San Francisco welcomed a series of gorgeous new restaurants this year, from splashy openings to smaller neighborhood spots. Trends, classics, and purely San Francisco style was at play throughout the city, from designers new and old. From a new-school sushi restaurant with gold dripping down the walls to a classically hip supper club in the Tenderloin, 2017 revealed some real stunners. Here’s a selection of some of the year’s best.
Designed by LA-based Kelly Wearstler, Villon brought some eclectic cool to mid-Market as part of the Proper Hotel. Custom elements, cool blue walls, and a dash of LA make it an airy, interesting scene for lunch or dinner. Upstairs, rooftop bar and lounge Charmaine’s is equally as stunning, with the addition of black-and-white outdoor chaises, firepits, and views down Market Street. It also won both editor’s choice and people’s choice for Most Gorgeous Restaurant Design of the Year in the 2017 Eater Awards.
The 1,250 square foot restaurant is the dynamic reflection of chef Adam Tortosa’s vision for the place. It’s also a curated look at the work of local artisans, from the walls to the plates and chopsticks. The walls are painted a dark gray and adorned with gold resin drips from the ceiling, executed by decorative artist Caroline Lizagarra. Lizagarra poured the drips by hand, letting the rose gold pool below on the cement floor, where Lizagarra filled cracks with metallic resin, an homage to the Japanese technique of kintsugi. Art from local artist Ferris Plock, a custom wooden bar, and a very, very cool bathroom make it one of the best designs of the year.
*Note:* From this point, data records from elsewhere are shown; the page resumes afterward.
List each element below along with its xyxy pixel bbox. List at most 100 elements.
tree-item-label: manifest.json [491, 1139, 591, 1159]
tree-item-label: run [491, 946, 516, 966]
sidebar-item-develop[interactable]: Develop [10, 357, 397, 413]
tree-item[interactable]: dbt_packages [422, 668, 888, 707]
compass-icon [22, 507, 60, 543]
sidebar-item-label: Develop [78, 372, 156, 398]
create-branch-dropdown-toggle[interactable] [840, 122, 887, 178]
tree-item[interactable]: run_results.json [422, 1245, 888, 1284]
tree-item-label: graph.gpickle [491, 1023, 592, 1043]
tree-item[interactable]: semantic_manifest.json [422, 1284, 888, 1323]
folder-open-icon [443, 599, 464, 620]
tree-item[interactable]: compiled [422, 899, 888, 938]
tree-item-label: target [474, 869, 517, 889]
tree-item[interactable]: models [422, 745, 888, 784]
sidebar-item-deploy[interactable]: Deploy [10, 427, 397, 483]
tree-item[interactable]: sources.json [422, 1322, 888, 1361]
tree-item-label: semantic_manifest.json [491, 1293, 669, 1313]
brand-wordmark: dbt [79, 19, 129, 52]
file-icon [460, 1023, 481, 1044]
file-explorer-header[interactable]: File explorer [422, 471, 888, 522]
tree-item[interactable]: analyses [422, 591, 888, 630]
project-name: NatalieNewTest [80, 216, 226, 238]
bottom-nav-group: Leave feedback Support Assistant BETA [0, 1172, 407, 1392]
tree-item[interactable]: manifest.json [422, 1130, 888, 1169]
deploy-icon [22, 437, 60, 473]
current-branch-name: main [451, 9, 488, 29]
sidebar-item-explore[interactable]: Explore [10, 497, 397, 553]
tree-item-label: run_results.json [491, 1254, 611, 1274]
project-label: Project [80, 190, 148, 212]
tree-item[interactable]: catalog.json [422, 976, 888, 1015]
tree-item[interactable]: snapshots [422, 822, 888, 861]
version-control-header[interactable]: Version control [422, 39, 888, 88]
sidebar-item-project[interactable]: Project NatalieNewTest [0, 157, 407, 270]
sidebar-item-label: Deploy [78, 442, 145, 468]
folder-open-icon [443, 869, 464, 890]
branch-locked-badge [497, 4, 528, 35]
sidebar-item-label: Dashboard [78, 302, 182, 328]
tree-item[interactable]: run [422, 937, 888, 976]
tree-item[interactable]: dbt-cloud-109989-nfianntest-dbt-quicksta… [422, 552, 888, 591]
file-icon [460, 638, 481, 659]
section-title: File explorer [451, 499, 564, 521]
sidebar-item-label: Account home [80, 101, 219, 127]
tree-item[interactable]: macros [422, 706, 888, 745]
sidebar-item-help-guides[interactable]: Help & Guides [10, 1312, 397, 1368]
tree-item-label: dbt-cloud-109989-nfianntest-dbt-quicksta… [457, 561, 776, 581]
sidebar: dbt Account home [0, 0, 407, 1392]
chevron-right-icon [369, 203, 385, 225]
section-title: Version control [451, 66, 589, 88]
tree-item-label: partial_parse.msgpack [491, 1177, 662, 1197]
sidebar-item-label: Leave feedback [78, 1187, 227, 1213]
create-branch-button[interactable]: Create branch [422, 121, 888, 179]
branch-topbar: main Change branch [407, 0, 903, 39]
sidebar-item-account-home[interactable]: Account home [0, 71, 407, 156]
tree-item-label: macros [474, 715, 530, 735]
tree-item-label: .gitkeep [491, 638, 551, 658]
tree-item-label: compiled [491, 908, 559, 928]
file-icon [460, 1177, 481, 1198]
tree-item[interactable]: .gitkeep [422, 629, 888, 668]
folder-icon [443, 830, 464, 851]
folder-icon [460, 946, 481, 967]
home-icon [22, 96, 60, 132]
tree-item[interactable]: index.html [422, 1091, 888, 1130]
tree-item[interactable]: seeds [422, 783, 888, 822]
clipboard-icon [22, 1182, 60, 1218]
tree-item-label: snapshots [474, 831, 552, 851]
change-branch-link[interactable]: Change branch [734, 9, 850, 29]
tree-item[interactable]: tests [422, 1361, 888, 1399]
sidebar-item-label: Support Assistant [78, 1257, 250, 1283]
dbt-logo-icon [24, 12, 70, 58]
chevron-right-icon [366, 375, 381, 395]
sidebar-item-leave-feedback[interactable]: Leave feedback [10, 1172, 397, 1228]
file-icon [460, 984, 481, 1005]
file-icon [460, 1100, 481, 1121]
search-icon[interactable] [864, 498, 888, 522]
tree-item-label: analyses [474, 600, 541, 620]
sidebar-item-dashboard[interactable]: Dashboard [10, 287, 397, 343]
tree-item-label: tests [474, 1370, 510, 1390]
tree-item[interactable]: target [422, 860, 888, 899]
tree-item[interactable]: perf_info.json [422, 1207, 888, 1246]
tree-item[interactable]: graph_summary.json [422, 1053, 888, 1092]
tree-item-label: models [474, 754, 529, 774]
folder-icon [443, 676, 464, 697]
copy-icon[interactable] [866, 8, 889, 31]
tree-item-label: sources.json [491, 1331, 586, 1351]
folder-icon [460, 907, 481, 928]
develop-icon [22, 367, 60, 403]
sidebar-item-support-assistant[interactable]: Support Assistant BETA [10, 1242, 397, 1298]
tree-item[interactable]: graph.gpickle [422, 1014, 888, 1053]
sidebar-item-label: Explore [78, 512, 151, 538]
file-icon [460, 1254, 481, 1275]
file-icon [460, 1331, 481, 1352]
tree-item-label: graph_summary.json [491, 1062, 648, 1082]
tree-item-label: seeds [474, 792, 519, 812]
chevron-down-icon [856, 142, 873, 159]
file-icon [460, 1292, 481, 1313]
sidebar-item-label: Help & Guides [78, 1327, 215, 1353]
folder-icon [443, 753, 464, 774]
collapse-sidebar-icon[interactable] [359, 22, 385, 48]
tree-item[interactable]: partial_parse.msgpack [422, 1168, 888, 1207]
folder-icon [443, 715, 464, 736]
The crown jewel of restaurateur George Chen’s China Live emporium, Eight Tables is a sleek, neutral-toned environment filled with luxe touches. Designed by AvroKo (also behind Single Thread), custom banquettes, brass lighting fixtures, and lazy Susan tables adorn the minimalist space that is meant to evoke the feeling of being in someone’s home. Photos of Chen’s family adorn the walls of the foyer, where guests wait to be seated at one of literally eight tables. The food is equally as stunning: Eater SF critic Rachel Levin gave it three stars.
The buzzy new restaurant from Bacchus Management Group (Spruce, Village Pub) brought some new-school charm to an aging classic building in the Tenderloin. It was built in 1907, then lived as a hotel and SRO before a lengthy renovation, revealing original Carnegie steel beams, and exposed brick. In the center of the room, a dramatic multi-tiered steel and glass chandelier dangles down into the stairwell leading to the downstairs dining room. The interior was designed by Stephen Brady; the chandelier was designed by Coup D’Etat and Magnus Schevene (an artist and designer who also contributed railings and other metal details).
Inspired by the flea markets of Paris, the interior of Petit Marlowe is filled with vintage treasures that were shipped across the pond. Designer Ken Fulk collaborated with Big Night Restaurant Group creative director Jake Mogelson and founder Anna Weinberg to source bistro chairs, vintage utensils as decor, and the antique bookcase, all shipped from France.